L’étape transitoire introduit le dilemme central à tout développement mental : celui de la dépendance en balance avec l’indépendance. Ce conflit – le fait de laisser derrière soi la sécurité des relations d’objets intimes pour l’incertitude inévitable de l’indépendance – fait partie intégrante du processus de socialisation : les parents ont tendance à stimuler la poussée vers l’indépendance et à neutraliser le besoin de dépendance. Ce processus est complexe, étant donné que les parents doivent, presque chaque jour, redéfinir pour leur enfant, en évitant tout débordement de frontières, les zones respectives de dépendance (où l’action, à moins qu’elle ne soit dans un cadre d’obéissance, est mauvaise), d’indépendance (où l’action dans un cadre d’obéissance est mauvaise), et une troisième zone « expérimentale » (qui pourrait être nommée « expérience d’indépendance supervisée »). Il est évident que définir ces zones de façon opérationnelle est une tâche extrêmement difficile pour les parents s’ils ont eux-mêmes des problèmes dans un domaine donné. Mais en fin de compte, ces difficultés majeures ou mineures ont comme dénominateur commun les types de personnalité propres des parents, qui rendent en eux-mêmes certains modes de socialisation plus probables que d’autres.

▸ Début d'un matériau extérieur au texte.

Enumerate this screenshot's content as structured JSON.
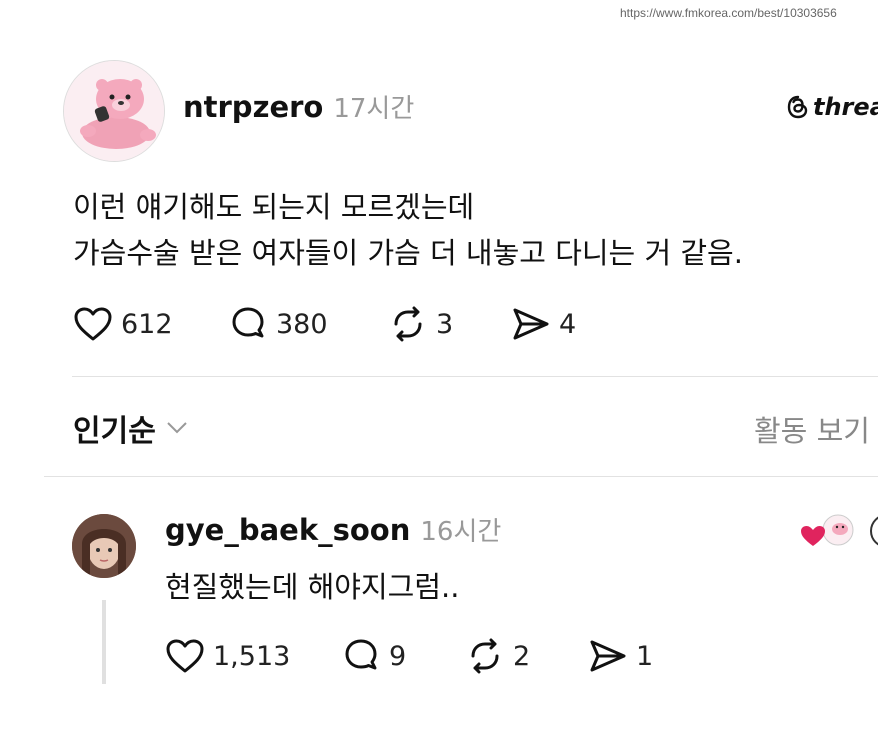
{
  "url": "https://www.fmkorea.com/best/10303656",
  "post": {
    "author": "ntrpzero",
    "time": "17시간",
    "brand": "threa",
    "text_line1": "이런 얘기해도 되는지 모르겠는데",
    "text_line2": "가슴수술 받은 여자들이 가슴 더 내놓고 다니는 거 같음.",
    "likes": "612",
    "replies": "380",
    "reposts": "3",
    "shares": "4"
  },
  "sort": {
    "label": "인기순",
    "activity": "활동 보기"
  },
  "comment": {
    "author": "gye_baek_soon",
    "time": "16시간",
    "text": "현질했는데 해야지그럼..",
    "likes": "1,513",
    "replies": "9",
    "reposts": "2",
    "shares": "1"
  },
  "colors": {
    "text": "#111111",
    "muted": "#999999",
    "divider": "#e2e2e2",
    "heart": "#e0245e"
  }
}
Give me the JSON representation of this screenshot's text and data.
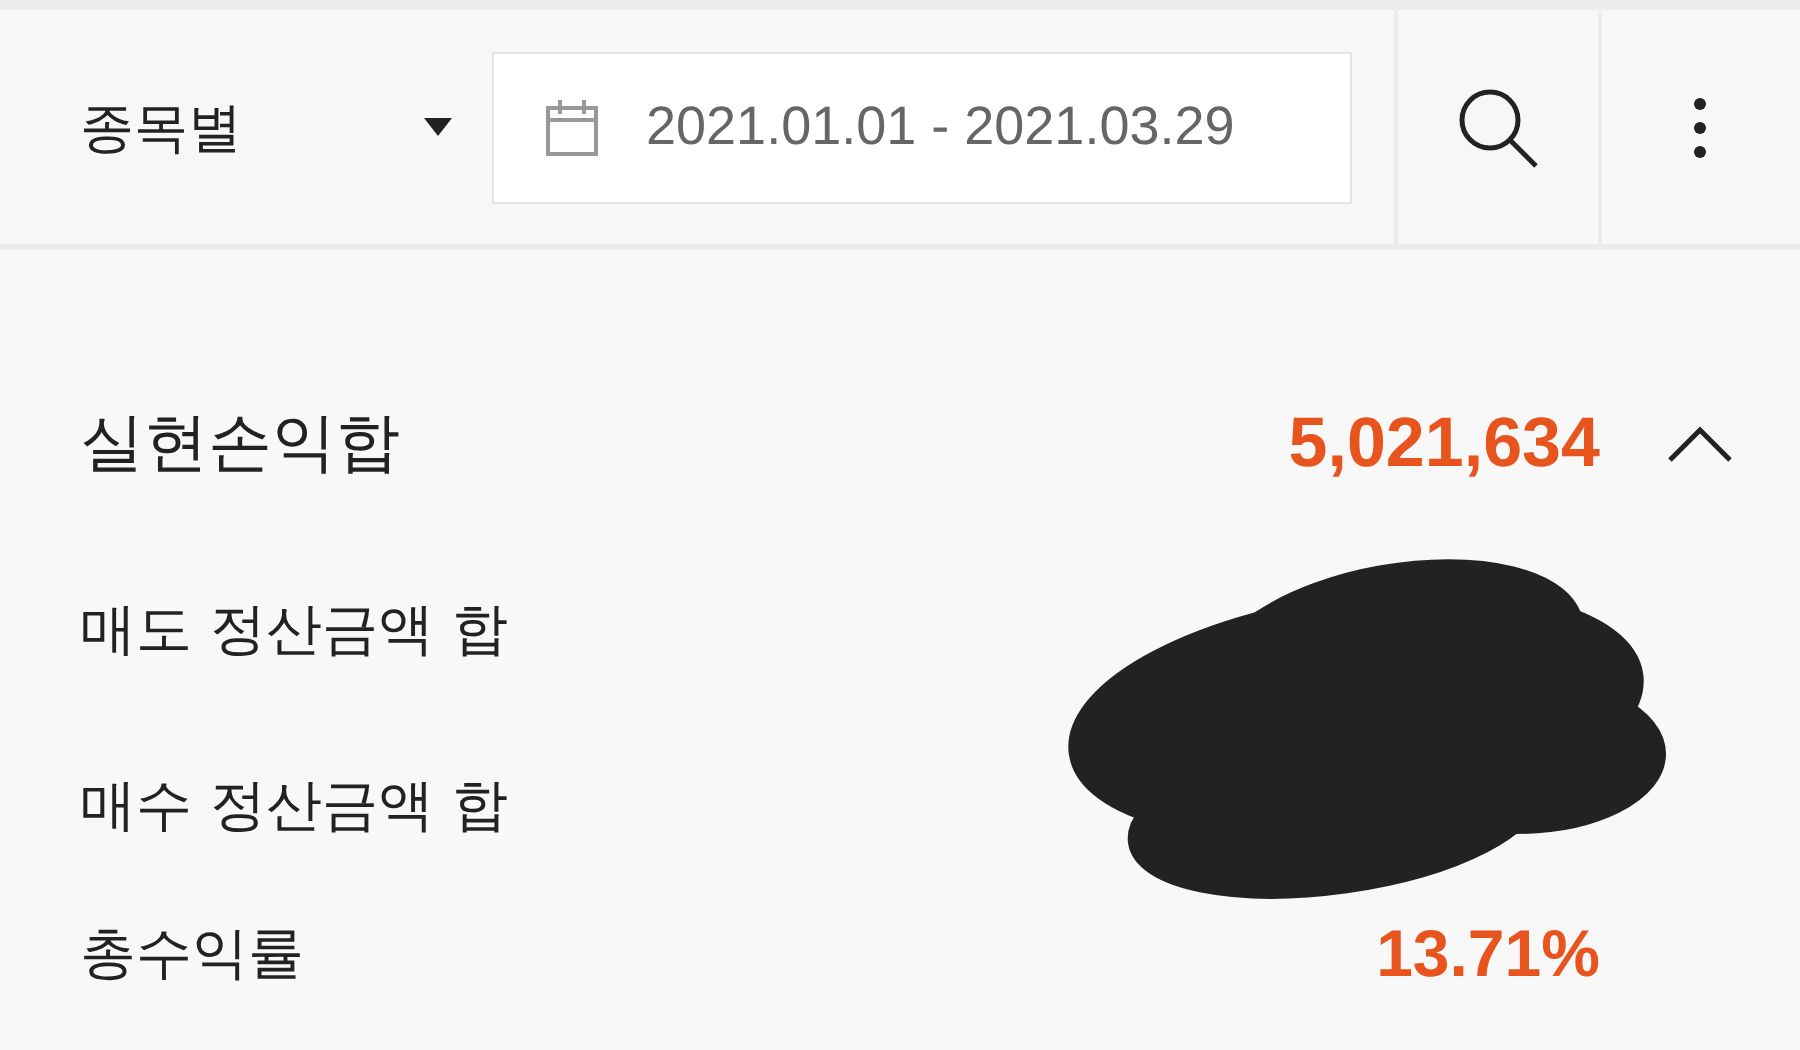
{
  "toolbar": {
    "filter": "종목별",
    "date_range": "2021.01.01 - 2021.03.29"
  },
  "summary": {
    "label": "실현손익합",
    "value": "5,021,634",
    "expanded": true
  },
  "rows": [
    {
      "label": "매도 정산금액 합",
      "kind": "hidden"
    },
    {
      "label": "매수 정산금액 합",
      "kind": "hidden"
    },
    {
      "label": "총수익률",
      "kind": "value",
      "value": "13.71%"
    }
  ]
}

C’est ainsi que le conflit universel entre la dépendance et l’indépendance se particularise dans chaque cas précis. Le modèle d’apprentissage particulier qui prédomine dans une famille donnée déterminera la nature et l’adaptation de l’enfant.

Dans les premières étapes du processus d’apprentissage, la recherche des « bonnes » réponses conduit l’enfant à établir une classification des comportements, c’est-à-dire à élaborer un système rudimentaire de codification de ce qui est bien ou mal, efficace ou inefficace. Cette codification évoluera et se développera dans la mesure où les réponses se montreront bien adaptées à la situation particulière de l’individu et à ses possibilités, et elle sera un jour la base de sa compréhension du monde dans son ensemble.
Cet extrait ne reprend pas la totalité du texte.